Learn what you can manage in 14 days with our intensive courses

Do you feel like you've been learning Czech for an eternity, but when push comes to shove (or ordering a beer), you suddenly remain tight-lipped? Then maybe one of our intensive czech courses at Czech Language Training would suit you.

Engaging and Interactive Learning

The second day of the intensive course at our school, Czech Language Training. I divided my eight students into pairs. One of the partners is blindfolded and listens to the instructions of their sparring colleague. "Left, right, forward, backward." We are loud, and I try to make my students quieter so they don't disturb the students in the other classes.

They are supposed to reach an empty classroom where a reward awaits them in the form of a short video, but two pairs randomly walk all the way into the office where the school director himself is sitting. The small exercise ends, and the group, which has forever devoted itself to Czech, returns to their desks. If they were introverts, of course, I would choose a different drill.

Real-Life Scenarios: Practical Czech

I always prepare the three-hour lesson so that no one gets bored or tired, and grammatical torture alternates with videos, the "wheel of fortune" application in Wordwall, playful tasks, or perhaps practicing various daily situations that students studying czech for foreigners may encounter when communicating with locals.

Everyone wants to know how to order a beer, but what if they bring you Svijany instead of Kozel? What when that charming Dutchman, who is learning Czech because of his fiancée, visits his mother-in-law and father-in-law in Moravia, and will have to announce to them at a table full of venison sausages that he is a vegetarian? And that Swiss student, whose Czech uncle taps him on the shoulder every morning with the words "čau ty vole", what is he supposed to answer to his relative?

An Adventurous Journey

The student from Turkey, who was brought to me when she was on her second day in the Czech Republic and didn't know a single word of Czech, now makes herself understood in common situations and wants to study psychology at Charles University in half a year.

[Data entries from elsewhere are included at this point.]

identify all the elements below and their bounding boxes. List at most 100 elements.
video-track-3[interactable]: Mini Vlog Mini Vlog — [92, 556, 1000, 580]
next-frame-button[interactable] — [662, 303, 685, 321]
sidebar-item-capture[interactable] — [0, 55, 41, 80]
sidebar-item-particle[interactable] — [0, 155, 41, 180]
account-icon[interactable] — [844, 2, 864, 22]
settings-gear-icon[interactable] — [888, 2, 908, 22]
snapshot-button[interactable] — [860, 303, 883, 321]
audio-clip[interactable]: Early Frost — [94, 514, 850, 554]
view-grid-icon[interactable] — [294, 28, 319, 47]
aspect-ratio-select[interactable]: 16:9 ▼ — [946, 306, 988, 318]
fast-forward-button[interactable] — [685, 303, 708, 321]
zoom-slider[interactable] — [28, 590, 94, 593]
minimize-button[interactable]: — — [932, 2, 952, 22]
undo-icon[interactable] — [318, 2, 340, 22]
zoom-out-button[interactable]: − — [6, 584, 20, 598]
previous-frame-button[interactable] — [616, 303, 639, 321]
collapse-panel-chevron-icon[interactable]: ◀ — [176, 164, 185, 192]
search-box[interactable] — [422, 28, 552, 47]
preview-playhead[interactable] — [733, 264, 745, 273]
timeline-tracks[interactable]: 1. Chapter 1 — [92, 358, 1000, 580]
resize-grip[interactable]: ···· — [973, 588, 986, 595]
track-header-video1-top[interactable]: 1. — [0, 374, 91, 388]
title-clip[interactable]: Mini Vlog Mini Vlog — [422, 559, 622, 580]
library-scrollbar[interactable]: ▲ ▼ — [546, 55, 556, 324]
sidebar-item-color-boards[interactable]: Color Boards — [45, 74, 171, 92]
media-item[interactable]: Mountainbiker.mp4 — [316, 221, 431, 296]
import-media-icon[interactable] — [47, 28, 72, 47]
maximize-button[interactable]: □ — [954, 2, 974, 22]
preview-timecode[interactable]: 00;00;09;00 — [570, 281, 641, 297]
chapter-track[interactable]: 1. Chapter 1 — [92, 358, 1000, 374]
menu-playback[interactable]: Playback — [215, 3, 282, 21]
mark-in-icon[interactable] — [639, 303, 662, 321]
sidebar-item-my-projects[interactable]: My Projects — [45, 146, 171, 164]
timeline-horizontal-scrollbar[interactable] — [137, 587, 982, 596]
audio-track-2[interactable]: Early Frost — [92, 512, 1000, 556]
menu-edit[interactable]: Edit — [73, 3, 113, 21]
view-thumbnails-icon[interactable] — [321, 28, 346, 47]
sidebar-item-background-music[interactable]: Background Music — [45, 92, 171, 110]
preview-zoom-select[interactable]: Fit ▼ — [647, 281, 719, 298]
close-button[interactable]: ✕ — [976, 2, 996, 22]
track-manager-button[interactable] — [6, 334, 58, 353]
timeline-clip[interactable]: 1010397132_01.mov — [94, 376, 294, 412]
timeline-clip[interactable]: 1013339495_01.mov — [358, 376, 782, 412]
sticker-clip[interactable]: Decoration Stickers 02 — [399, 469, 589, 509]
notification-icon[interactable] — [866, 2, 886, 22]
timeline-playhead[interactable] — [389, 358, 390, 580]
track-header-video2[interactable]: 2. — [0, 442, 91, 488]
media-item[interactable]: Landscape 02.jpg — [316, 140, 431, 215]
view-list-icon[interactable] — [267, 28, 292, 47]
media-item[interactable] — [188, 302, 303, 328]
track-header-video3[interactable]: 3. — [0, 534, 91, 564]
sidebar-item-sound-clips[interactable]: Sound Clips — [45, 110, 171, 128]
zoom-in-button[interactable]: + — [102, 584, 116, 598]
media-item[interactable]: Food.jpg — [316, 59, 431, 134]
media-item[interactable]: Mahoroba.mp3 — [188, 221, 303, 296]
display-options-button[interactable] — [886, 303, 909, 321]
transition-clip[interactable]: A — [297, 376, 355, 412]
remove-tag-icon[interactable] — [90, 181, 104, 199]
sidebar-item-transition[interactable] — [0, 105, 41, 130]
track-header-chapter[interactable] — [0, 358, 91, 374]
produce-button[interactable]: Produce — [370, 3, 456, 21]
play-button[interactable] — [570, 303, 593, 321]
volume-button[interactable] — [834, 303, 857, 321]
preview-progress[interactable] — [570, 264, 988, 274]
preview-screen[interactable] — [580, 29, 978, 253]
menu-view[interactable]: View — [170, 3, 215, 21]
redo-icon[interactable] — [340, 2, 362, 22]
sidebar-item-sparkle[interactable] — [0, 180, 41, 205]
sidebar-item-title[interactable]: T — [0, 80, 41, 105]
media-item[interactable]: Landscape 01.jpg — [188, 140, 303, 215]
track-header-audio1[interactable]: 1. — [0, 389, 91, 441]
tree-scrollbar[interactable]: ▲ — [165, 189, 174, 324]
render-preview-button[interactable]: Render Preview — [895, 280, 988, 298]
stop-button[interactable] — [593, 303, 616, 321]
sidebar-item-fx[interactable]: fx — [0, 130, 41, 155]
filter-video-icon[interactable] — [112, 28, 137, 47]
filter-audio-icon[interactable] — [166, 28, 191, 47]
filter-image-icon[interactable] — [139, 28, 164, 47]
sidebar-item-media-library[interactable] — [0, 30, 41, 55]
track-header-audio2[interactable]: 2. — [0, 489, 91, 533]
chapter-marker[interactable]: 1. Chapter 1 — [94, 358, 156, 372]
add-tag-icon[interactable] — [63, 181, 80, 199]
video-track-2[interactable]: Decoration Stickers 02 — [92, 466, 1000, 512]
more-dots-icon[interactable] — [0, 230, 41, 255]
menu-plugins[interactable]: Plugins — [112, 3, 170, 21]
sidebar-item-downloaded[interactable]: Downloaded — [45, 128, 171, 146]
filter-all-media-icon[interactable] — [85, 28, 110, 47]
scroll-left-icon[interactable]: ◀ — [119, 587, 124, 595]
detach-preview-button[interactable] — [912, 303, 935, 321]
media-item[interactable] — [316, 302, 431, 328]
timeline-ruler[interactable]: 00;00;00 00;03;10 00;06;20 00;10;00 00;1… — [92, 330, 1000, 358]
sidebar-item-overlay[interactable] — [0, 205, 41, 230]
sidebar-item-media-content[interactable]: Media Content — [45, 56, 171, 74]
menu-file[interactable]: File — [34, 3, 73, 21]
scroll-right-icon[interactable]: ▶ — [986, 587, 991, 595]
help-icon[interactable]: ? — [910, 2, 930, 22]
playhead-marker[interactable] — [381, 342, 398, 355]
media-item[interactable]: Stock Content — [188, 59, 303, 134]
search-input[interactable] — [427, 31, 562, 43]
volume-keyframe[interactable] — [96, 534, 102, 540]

Czech is not easy, but it is an adventurous journey during which you make friends. Dealing with authorities, partners, employers, and colleagues. That is what brave people do—meaning those who immerse themselves in the lessons fully and are not satisfied with the fact that they speak English and that it is actually enough for them to stay here.

The Advantage of a Summer Intensive Course

Many spend even their summer vacation practicing. The advantage of the summer intensive course, by the way, is also that you just don't drop out of the rhythm. You are under a kind of positive pressure from other partners, and in fourteen days I will put as much grammar and vocabulary into your head as can fit into you.

We don't waste as much time repeating as during standard lessons, which we organize twice a week, because already captured by Czech, every day for three hours we all move boldly forward.

At the end of the two-week course, I lend students my mobile phone. Each of the beginners reserves a place in Czech in my favorite restaurant Bruxx near our school. The others listen, cancel the reservation by phone, laugh or rejoice that they can already navigate through this situation with confidence.